In both group meetings and written reflections, the students debriefed on the positive, negative and fascinating aspects of their fall experiences.
Olivia Martins ’22, a politics and international affairs major, called the first semester “powerful and moving.”
In her written reflection, she highlighted the conversation at the interfaith dinner she attended, where she found herself surprised by things she heard from both Baptists and Baha’is.
“We all want something to believe in that is bigger than ourselves, somewhere we can go when life is hard, and a community of people who support us,” Martins wrote. “How we find this peace, hope, and love does not change that fact that we are all seeking similar things.”
Besides the pilgrimage, the spring semester was going to focus on leadership projects on campus. Taber was proud of the way the students adjusted when the campus had to close.

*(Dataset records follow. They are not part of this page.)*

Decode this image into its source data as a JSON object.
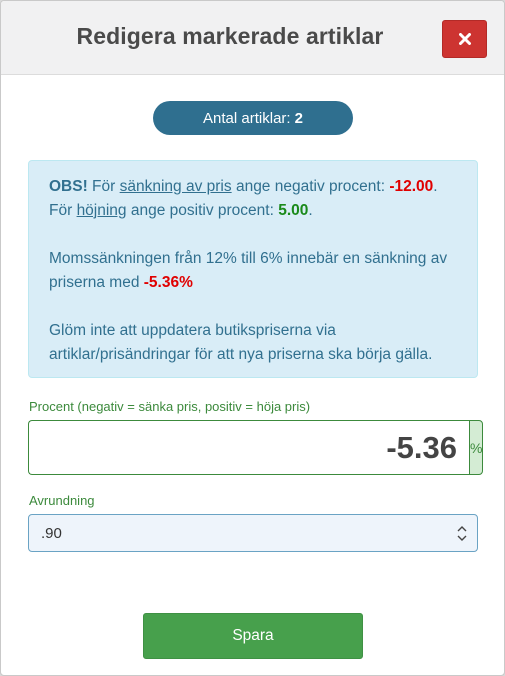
{
  "dialog": {
    "title": "Redigera markerade artiklar",
    "close_icon": "close-icon",
    "close_color": "#cd3431"
  },
  "count": {
    "label": "Antal artiklar:",
    "value": "2"
  },
  "notice": {
    "obs": "OBS!",
    "line1_pre": " För ",
    "decrease_link": "sänkning av pris",
    "line1_mid": " ange negativ procent: ",
    "negative_example": "-12.00",
    "line1_end": ".",
    "line2_pre": "För ",
    "increase_link": "höjning",
    "line2_mid": " ange positiv procent: ",
    "positive_example": "5.00",
    "line2_end": ".",
    "vat_text": "Momssänkningen från 12% till 6% innebär en sänkning av priserna med ",
    "vat_value": "-5.36%",
    "reminder": "Glöm inte att uppdatera butikspriserna via artiklar/prisändringar för att nya priserna ska börja gälla."
  },
  "percent_field": {
    "label": "Procent (negativ = sänka pris, positiv = höja pris)",
    "value": "-5.36",
    "addon": "%"
  },
  "rounding_field": {
    "label": "Avrundning",
    "selected": ".90"
  },
  "actions": {
    "save_label": "Spara"
  },
  "colors": {
    "accent_green": "#47a04c",
    "badge_blue": "#2f6f8f",
    "info_bg": "#d9edf7",
    "negative_red": "#e00000",
    "positive_green": "#1a8a1a"
  }
}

Martins was preparing a religious literacy presentation for other students. Instead, she’ll present the material virtually to her home congregation. Ghighi moved her spring plans for an interfaith dinner to the 2020 fall semester. Madeleine Wiggs ’22 was able to continue her research on interfaith engagement happening at colleges and universities with similar demographics to Furman’s.
Plans for the future
The students joined the program for different reasons. Ghighi, for example, plans to work in youth ministry after attending seminary. She hopes to have a role in bringing interfaith conversations to a younger level. Connor Jenkins ’22 is studying Spanish and plans to be doctor. He saw Interfaith Scholars as an opportunity to improve his cross-cultural skills.
“They’re all really open-minded people, curious people who have a deep capacity for learning about differences,” Taber said.
Ghighi said it’s important for students and faculty who are part of the religious majority to be mindful of others who are not.
“If you’re not looking for them, it’s easy for them to fall into the shadows,” she said.